Depuis l’entrée en vigueur de la LEFin, l’Association n’assume plus de rôle de surveillance et peut ainsi se consacrer pleinement aux besoins de ses membres. Au-delà de la représentation des intérêts, elle se positionne également comme un « prestataire de services » pour les gestionnaires de fortune. Elle exerce un rôle de soutien, de représentation et de formation continue pour la profession. Elle dispose d’une expertise juridique et technique solide, ainsi que d’un réseau de partenaires important. L’ASG continuera de renforcer son positionnement dans ces domaines au cours des prochaines années.

 

Quels sont, à votre avis, les défis majeurs auxquels le secteur risque d’être confronté dans les années à venir ?
Ils sont nombreux et évoluent constamment. Le renforcement continu de la réglementation constitue un double défi : pour l’Association, il s’agit de veiller à ce que le cadre réglementaire reste adapté aux microentreprises ; pour les gestionnaires de fortune, il s’agit de mettre en œuvre ces changements. La collaboration avec les banques dépositaires suppose également des ajustements face aux nouvelles exigences réglementaires.
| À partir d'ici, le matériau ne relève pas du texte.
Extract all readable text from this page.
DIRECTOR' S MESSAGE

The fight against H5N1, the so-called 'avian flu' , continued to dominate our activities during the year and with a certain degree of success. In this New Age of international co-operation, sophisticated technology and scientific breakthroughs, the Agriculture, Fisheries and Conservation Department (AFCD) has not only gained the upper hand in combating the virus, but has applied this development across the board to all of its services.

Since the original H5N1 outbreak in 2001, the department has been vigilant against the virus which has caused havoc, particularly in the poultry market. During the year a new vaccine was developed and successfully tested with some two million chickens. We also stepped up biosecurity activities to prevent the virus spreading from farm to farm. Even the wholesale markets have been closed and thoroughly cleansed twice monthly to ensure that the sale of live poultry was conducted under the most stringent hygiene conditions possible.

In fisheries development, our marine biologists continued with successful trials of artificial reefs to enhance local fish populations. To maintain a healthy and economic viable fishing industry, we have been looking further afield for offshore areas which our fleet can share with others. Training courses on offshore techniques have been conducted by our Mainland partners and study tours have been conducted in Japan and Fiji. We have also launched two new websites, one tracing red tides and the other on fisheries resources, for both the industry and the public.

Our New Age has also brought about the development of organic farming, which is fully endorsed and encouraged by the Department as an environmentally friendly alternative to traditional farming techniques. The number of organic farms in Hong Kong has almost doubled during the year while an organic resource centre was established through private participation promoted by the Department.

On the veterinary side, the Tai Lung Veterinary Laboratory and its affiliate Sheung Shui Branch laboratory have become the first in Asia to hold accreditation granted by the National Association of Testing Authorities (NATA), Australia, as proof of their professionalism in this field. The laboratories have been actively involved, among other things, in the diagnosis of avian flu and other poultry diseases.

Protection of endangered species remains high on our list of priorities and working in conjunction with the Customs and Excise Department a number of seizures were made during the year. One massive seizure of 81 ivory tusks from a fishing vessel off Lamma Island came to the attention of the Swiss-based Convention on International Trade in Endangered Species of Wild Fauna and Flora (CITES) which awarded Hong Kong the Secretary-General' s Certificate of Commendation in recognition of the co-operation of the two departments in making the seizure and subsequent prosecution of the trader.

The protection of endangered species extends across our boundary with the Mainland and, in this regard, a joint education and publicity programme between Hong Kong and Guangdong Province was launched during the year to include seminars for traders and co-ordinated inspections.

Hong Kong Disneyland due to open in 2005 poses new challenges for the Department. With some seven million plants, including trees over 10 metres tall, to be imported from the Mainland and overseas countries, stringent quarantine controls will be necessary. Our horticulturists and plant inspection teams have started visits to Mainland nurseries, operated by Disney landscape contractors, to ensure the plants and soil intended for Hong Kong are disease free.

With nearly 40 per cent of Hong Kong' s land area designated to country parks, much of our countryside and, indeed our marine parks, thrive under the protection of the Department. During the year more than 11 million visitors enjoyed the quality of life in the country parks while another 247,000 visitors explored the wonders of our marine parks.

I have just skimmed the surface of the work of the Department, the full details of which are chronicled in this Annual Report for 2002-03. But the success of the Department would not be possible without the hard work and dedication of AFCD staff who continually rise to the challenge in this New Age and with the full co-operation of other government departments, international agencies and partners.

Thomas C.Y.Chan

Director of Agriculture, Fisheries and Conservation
En interne, les gestionnaires de fortune doivent relever le défi de conserver et développer leur clientèle. L’introduction de nouveaux instruments financiers et de technologies innovantes ouvre des perspectives intéressantes. Par ailleurs, la question de la NextGen prend une importance croissante, qu’il s’agisse de fidéliser la nouvelle génération de clients ou d’assurer la succession d’entreprise. Sur ce point, il est essentiel d’identifier et de motiver suffisamment tôt les jeunes talents. On ne devient pas entrepreneur en suivant un manuel : cela requiert des aptitudes spécifiques. Le processus de transmission constitue un véritable défi, mais le réseau de l’Association peut représenter un avantage considérable

 

Quel message souhaiteriez-vous adresser aux membres de l’Association en ce début d’année ?

Je me réjouis de contribuer au développement de l’Association et de ses activités, afin de les orienter encore davantage vers les besoins des gestionnaires de fortune. À l’avenir, l’ASG doit affirmer son rôle de soutien auprès de ses membres afin d’être reconnu comme leur interlocuteur privilégié. Par ailleurs, je tiens beaucoup à représenter le secteur et m’engager pour une application pragmatique des exigences réglementaires. Chaque gestionnaire de fortune devrait pouvoir se concentrer sur son cœur de métier plutôt que sur des questions réglementaires, ce qui rend le soutien de l’ASG indispensable dans ce domaine.